Olivier de Sépibus arpente les Alpes pour saisir les mouvements intérieurs des glaciers et des roches, les failles, les brèches, les fractures, les lentes dislocations, les ruptures vives et les éboulements. La masse d’apparence éternelle apparaît ici étrangement fragile et tourmentée, et sa présence solide semble appartenir à une étape provisoire de l’histoire terrestre.Ses photographies actualisent notre imaginaire de la haute montagne en fixant frontalement l’état actuel de massifs alpins qui se défont lentement en désert de pierre, entraînant avec eux les rêves de conquête et d’héroïsme d’un homme « maître et possesseur de la nature« . Car, si nos représentations sont défaillantes, elles peuplent toujours les présentoirs à cartes postales.

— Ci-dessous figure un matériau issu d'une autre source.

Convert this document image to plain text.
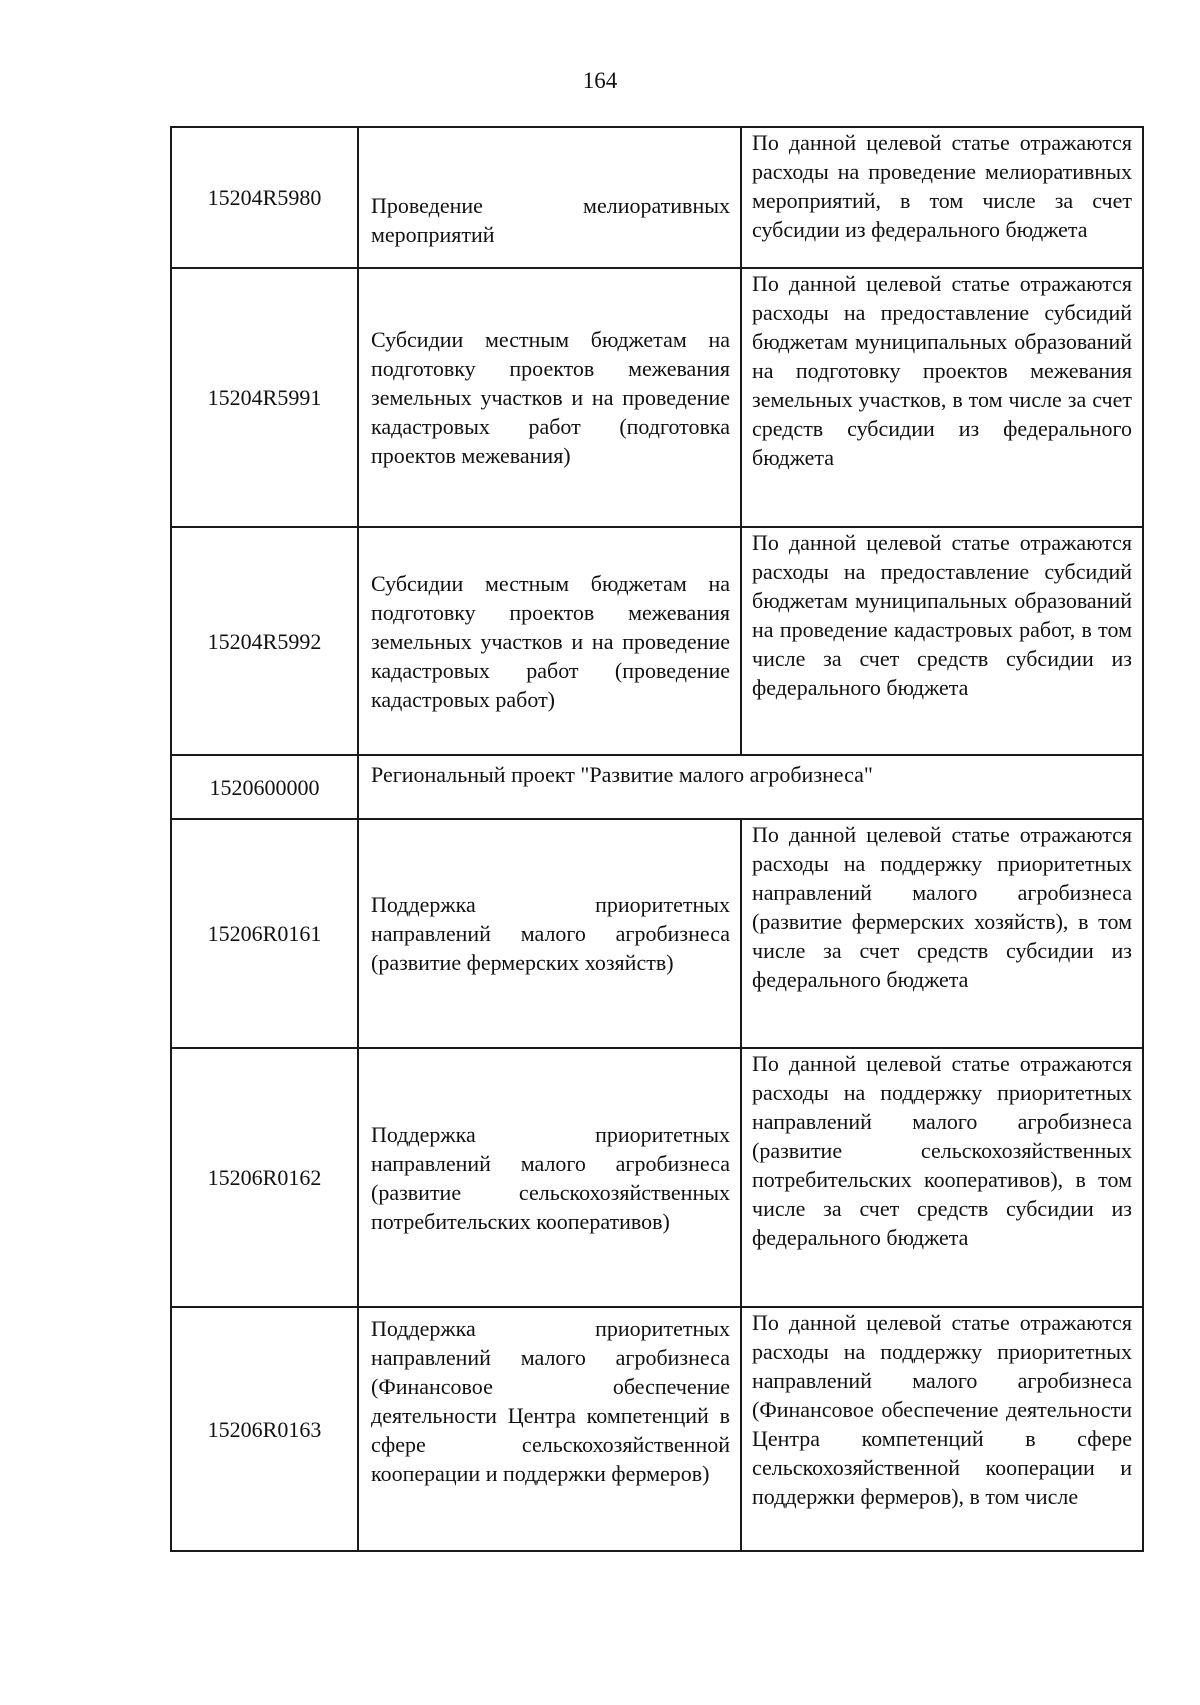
164
15204R5980	Проведение мелиоративных мероприятий	По данной целевой статье отражаются расходы на проведение мелиоративных мероприятий, в том числе за счет субсидии из федерального бюджета
15204R5991	Субсидии местным бюджетам на подготовку проектов межевания земельных участков и на проведение кадастровых работ (подготовка проектов межевания)	По данной целевой статье отражаются расходы на предоставление субсидий бюджетам муниципальных образований на подготовку проектов межевания земельных участков, в том числе за счет средств субсидии из федерального бюджета
15204R5992	Субсидии местным бюджетам на подготовку проектов межевания земельных участков и на проведение кадастровых работ (проведение кадастровых работ)	По данной целевой статье отражаются расходы на предоставление субсидий бюджетам муниципальных образований на проведение кадастровых работ, в том числе за счет средств субсидии из федерального бюджета
1520600000	Региональный проект "Развитие малого агробизнеса"	
15206R0161	Поддержка приоритетных направлений малого агробизнеса (развитие фермерских хозяйств)	По данной целевой статье отражаются расходы на поддержку приоритетных направлений малого агробизнеса (развитие фермерских хозяйств), в том числе за счет средств субсидии из федерального бюджета
15206R0162	Поддержка приоритетных направлений малого агробизнеса (развитие сельскохозяйственных потребительских кооперативов)	По данной целевой статье отражаются расходы на поддержку приоритетных направлений малого агробизнеса (развитие сельскохозяйственных потребительских кооперативов), в том числе за счет средств субсидии из федерального бюджета
15206R0163	Поддержка приоритетных направлений малого агробизнеса (Финансовое обеспечение деятельности Центра компетенций в сфере сельскохозяйственной кооперации и поддержки фермеров)	По данной целевой статье отражаются расходы на поддержку приоритетных направлений малого агробизнеса (Финансовое обеспечение деятельности Центра компетенций в сфере сельскохозяйственной кооперации и поддержки фермеров), в том числе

Jardin du Musée de l’Ancien Évêché de Grenoble, du 21 décembre au 21 mars 2018

 

Lieux-dits, un précipité de vies

  • Une exposition conçue par Philippe Mouillon avec la collaboration de Jeanine Medelice

Les quelques centaines de mots déposés au sol de l’allée centrale du musée de Grenoble sont un condensé des milliers de noms de lieux-dits qui titrent – ou plutôt sous-titrent, avec soin le paysage.Ces fragments sont tenaces – certains mots plongent leurs racines dans un temps antérieur à l’occupation romaine, et ont été si souvent mastiqués et prononcés par des bouches nouvelles que leurs sens aujourd’hui affleurent mais ne cessent de se troubler et de nous échapper : Vipéreuse, Miséroud, Mal-Pourchie, Les Écondues, Les Écorrées, Les Embouffus… car le mot est là, sans y être. Il appartient à une langue, fantôme de la nôtre.